Let’s see if it can do something I’ve been putting off for months - modernising an old front end application I built years ago that is very creaky.

So I gave it a brief to build a new front end project in my repo; move to vite with react and typescript, get rid of Styled Components (RIP) and refactor using CSS modules and also remove react-redux.

The plan it came up with was solid:

Start up and ask some questions

I let it start with Phase 1, which it completed without any dramas and, inside a few mins, had everything in the right place without too much trouble.

I then moved it on to Phase 2 - which proceeded remarkably smoothly… until it didn’t.

The first warning I got was seeing a 429 error (too many requests) which I thought was weird as it wasn’t going that fast and google claimed it could go at 60 requests per minute. Certainly visibly it wasn’t going that fast.

Pausing for a minute then continuing on I then got rate limited. Apparently, in about 10 minutes I had exhausted the daily 1K request limit for Gemini Pro which isn’t visible in the CLI tool itself.

Rate limited

Unfortunately, in the transition to Gemini Flash instead which you can continue to use, the process got stuck in a loop that persisted and there was no way to exit.

The gemini CLI team are aware of these issues with a number of github issues raised and they seem to be actively patching pretty quickly. So I expect these little hiccups will resolve.

That said, the bit of refactoring work I got it to do before falling over was genuinely solid. It established a structured approach to convert components and it proceeded methodically, it just burnt a tonne of requests doing it and then didn’t quite have the methods to handle that failure.

Several months ago even I’d have never even attempted something this complex as a brief - even just the component refactor is over 100 individual components needing changes and management.
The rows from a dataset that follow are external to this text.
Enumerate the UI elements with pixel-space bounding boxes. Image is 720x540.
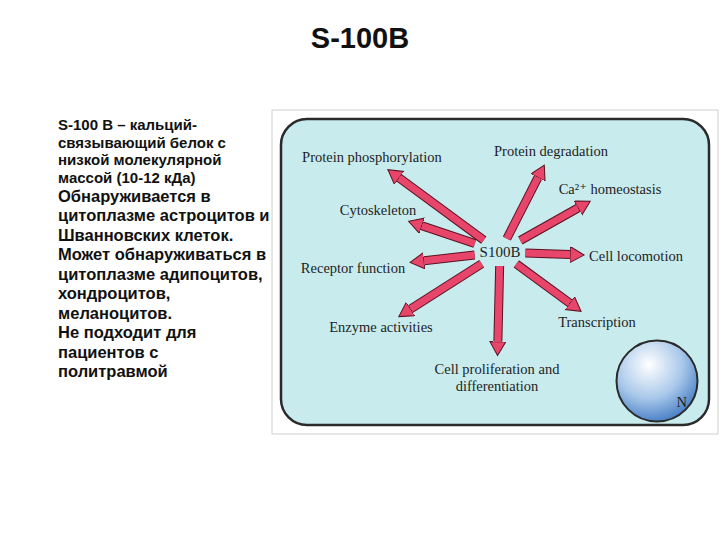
function-label: Cytoskeleton: [340, 202, 417, 219]
description-text: Обнаруживается в цитоплазме астроцитов и…: [58, 187, 270, 245]
node-text: Receptor function: [301, 260, 405, 277]
function-label: Receptor function: [301, 260, 405, 277]
node-text: Protein phosphorylation: [302, 149, 442, 166]
function-label: Ca²⁺ homeostasis: [559, 181, 662, 198]
node-text: Ca²⁺ homeostasis: [559, 181, 662, 198]
node-text: Cytoskeleton: [340, 202, 417, 219]
function-arrow: [411, 264, 482, 309]
function-arrow: [520, 208, 578, 241]
function-arrow: [516, 264, 569, 303]
node-text: Cell proliferation and differentiation: [421, 361, 573, 396]
description-text: Может обнаруживаться в цитоплазме адипоц…: [58, 245, 270, 323]
arrow-outline: [516, 264, 569, 303]
description-column: S-100 B – кальций-связывающий белок с ни…: [58, 116, 270, 381]
description-text: S-100 B – кальций-связывающий белок с ни…: [58, 116, 270, 187]
protein-name: S100B: [480, 243, 521, 261]
nucleus-outline: [615, 339, 699, 423]
arrow-outline: [498, 266, 500, 342]
node-text: Enzyme activities: [329, 319, 432, 336]
arrow-outline: [525, 253, 570, 255]
function-label: Protein phosphorylation: [302, 149, 442, 166]
function-label: Enzyme activities: [329, 319, 432, 336]
node-text: Transcription: [558, 314, 636, 331]
function-arrow: [424, 255, 475, 261]
center-protein: S100B: [480, 243, 521, 261]
slide-title: S-100B: [0, 22, 720, 55]
nucleus-circle-shape: [617, 341, 698, 422]
arrow-outline: [411, 264, 482, 309]
panel-frame: [272, 110, 718, 434]
function-label: Protein degradation: [494, 143, 608, 160]
node-text: Protein degradation: [494, 143, 608, 160]
function-arrow: [498, 266, 500, 342]
node-text: N: [677, 394, 687, 411]
nucleus-circle: N: [615, 339, 699, 423]
function-label: Cell proliferation and differentiation: [421, 361, 573, 396]
cell-panel: [281, 119, 709, 425]
function-arrow: [525, 253, 570, 255]
function-arrow: [422, 226, 475, 244]
arrow-outline: [520, 208, 578, 241]
description-text: Не подходит для пациентов с политравмой: [58, 323, 270, 381]
function-label: Transcription: [558, 314, 636, 331]
arrow-outline: [424, 255, 475, 261]
node-text: Cell locomotion: [589, 248, 683, 265]
function-label: Cell locomotion: [589, 248, 683, 265]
So the baseline expectation of what these tools can do is still moving upwards rapidly.

Final thoughts on Gemini CLI

My core grumble with these tools, is that it’s almost impossible to understand how many tokens / requests are going to get burnt executing the task and what the recovery mode is when it does. In many cases the people using these tools are either getting free tokens (ie staff) or have no budget constraints (ie burning someone else’s money) - visibility over this side is critical to drive better adoption and cost prediction.

What I’d love to see from Gemini CLI is the ability to simply throttle all the way back and then pick up the task when the request limit refreshes. Better yet, being able to gracefully suspend then restore to run at a later point from where it left off would be great.

Will I keep using Gemini CLI? Yes, definitely for smaller, self-contained under my orchestration. Even with the limits, the time saved makes it worthwhile.

A weekend project might be to find another problem to throw at that wild 1M-token context window and see how it goes.